Important information
Location: | IBM Research – Israel Haifa site, University of Haifa Campus, Mt. Carmel |
Date: | Tuesday, March 04, 2025 |
Time: | 12:00 - 17:00 |
Moderator: | Dr. Noam Slonim, IBM |
Ubiquitin Proteolytic System - From Basic Mechanisms thru Human Diseases and on to Drug DevelopmentNobel Prize winner Prof. Aaron Ciechanover
Between the 50s and 80s, most studies in biomedicine focused on the central dogma - the translation of the information coded by DNA to RNA and proteins. Protein degradation was a neglected area, considered to be a non-specific, dead-end process. While it was known that proteins do turn over, the high specificity of the process - where distinct proteins are degraded only at certain time points, or when they are not needed any more, or following denaturation/misfolding when their normal and active counterparts are spared - was not appreciated. The discovery of the lysosome by Christian de Duve did not significantly change this view, but gradually it has become clear that this organelle is involved mostly in the degradation of extracellular proteins, but mostly that the lysosomal proteases cannot be substrate-specific. The discovery of the complex cascade of the ubiquitin-proteasome pathway solved the enigma. It is clear now that degradation of cellular proteins is a highly complex, temporally controlled, timed and tightly regulated process that plays major roles in a broad array of basic cellular processes such as cell cycle and differentiation, communication of the cell with the extracellular environment and maintenance of the cellular quality control. With the multitude of substrates targeted and the myriad processes involved, it is not surprising that aberrations in the pathway have been implicated in the pathogenesis of many diseases, certain malignancies and neurodegenerative disorders among them, and that consequently, the system has become a major platform for drug development.
NLP in the Wild — Harnessing Large Language Models for Multi-Disciplinary ResearchDr. Gabriel Stanovsky, Hebrew University
Natural language processing has made unprecedented strides in recent years, with large language models (LLMs) achieving state-of-the-art results while generalizing to new tasks, domains, and datasets. These advancements open the door for the application of LLMs in answering long-standing research questions in various disciplines, where the bulk body of knowledge is stored using free-form natural language, including archaeology, law, medicine, and more. In this talk I will outline steps made in this direction, showing great promise and novel challenges, such as dealing with low-resource languages and long inputs which span many documents.
Technology and Biology Intertwined: Exploring Cross-Disciplinary InnovationsProf. Ora Schueler-Furman, Hebrew University
This year’s Nobel Prize in Chemistry highlights two major breakthroughs of AI in biology: It was awarded to Demis Hassabi and John Jumper of Google Deepmind, for their developers of Alphafold, a deep learning protocol that predicts protein structure from sequence at unprecedented speed and accuracy, solving a decades-old challenge. The other half went to David Baker from the University of Washington, Seattle, for protein design: The Rosetta suite developed in his group made it possible to design completely novel proteins from scratch. The impact of both has been, and is, huge: The availability of protein structure models for billions of proteins has advanced biological understanding to the next level, and new design capabilities allow simple, effective protein, and recently also small molecule design that will impact our lives immensely, ranging from Medicine with improved drugs for the treatments for diseases, to Industry with improved degradation of plastic and other waste, and much more. Deep learning has found a fruitful data rich and complex field.
To a certain point, this allows to focus now on basic as well as applied questions without the need of extensive method development. I will present the major steps that have made this revolution possible and describe exciting new cross-disciplinary applications that only a few years ago were mere dreams. I will also mention the efforts made by the design community to adhere to ethical standards that prevent misuse of the powerful new tools.
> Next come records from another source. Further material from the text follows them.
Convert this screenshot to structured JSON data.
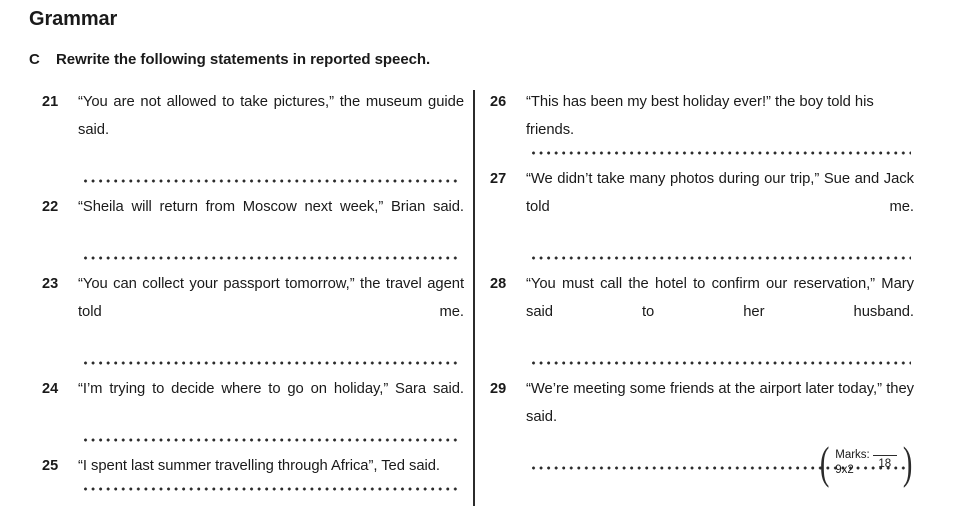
{
  "section": {
    "title": "Grammar"
  },
  "instruction": {
    "letter": "C",
    "text": "Rewrite the following statements in reported speech."
  },
  "columns": {
    "left": [
      {
        "number": "21",
        "text": "“You are not allowed to take pictures,” the museum guide said.",
        "justified": true
      },
      {
        "number": "22",
        "text": "“Sheila will return from Moscow next week,” Brian said.",
        "justified": true
      },
      {
        "number": "23",
        "text": "“You can collect your passport tomorrow,” the travel agent told me.",
        "justified": true
      },
      {
        "number": "24",
        "text": "“I’m trying to decide where to go on holiday,” Sara said.",
        "justified": true
      },
      {
        "number": "25",
        "text": "“I spent last summer travelling through Africa”, Ted said.",
        "justified": false
      }
    ],
    "right": [
      {
        "number": "26",
        "text": "“This has been my best holiday ever!” the boy told his friends.",
        "justified": false
      },
      {
        "number": "27",
        "text": "“We didn’t take many photos during our trip,” Sue and Jack told me.",
        "justified": true
      },
      {
        "number": "28",
        "text": "“You must call the hotel to confirm our reservation,” Mary said to her husband.",
        "justified": true
      },
      {
        "number": "29",
        "text": "“We’re meeting some friends at the airport later today,” they said.",
        "justified": true
      }
    ]
  },
  "marks": {
    "label": "Marks:",
    "weighting": "9x2",
    "total": "18",
    "open_paren": "(",
    "close_paren": ")"
  }
}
System 2 in Visual Generative AIGal Chechik, Sr. Director of AI Research at NVIDIA, Professor at BIU
Between training and inference, lies a growing class of AI problems that involve fast optimization of a pre-trained model for a specific inference task. Like the human cognitive "system-2" these are not pure “feed-forward” inference problems applied to a pre-trained model, because they involve some non-trivial inference-time optimization beyond what the model was trained for; neither are they training problems, because they focus on a specific input. These compute-heavy inference workflows raise new challenges in machine learning and open opportunities for new types of user experiences and use cases. In this talk, I focuse on various system-2 problems in vision generation, including few-shot fine-tuning and inference-time optimization. I'll cover personalization of vision-language models using textual-inversion techniques, and techniques for model inversion, prompt-to-image alignment and consistent generation. I will also discuss the generation of rare classes, and future directions.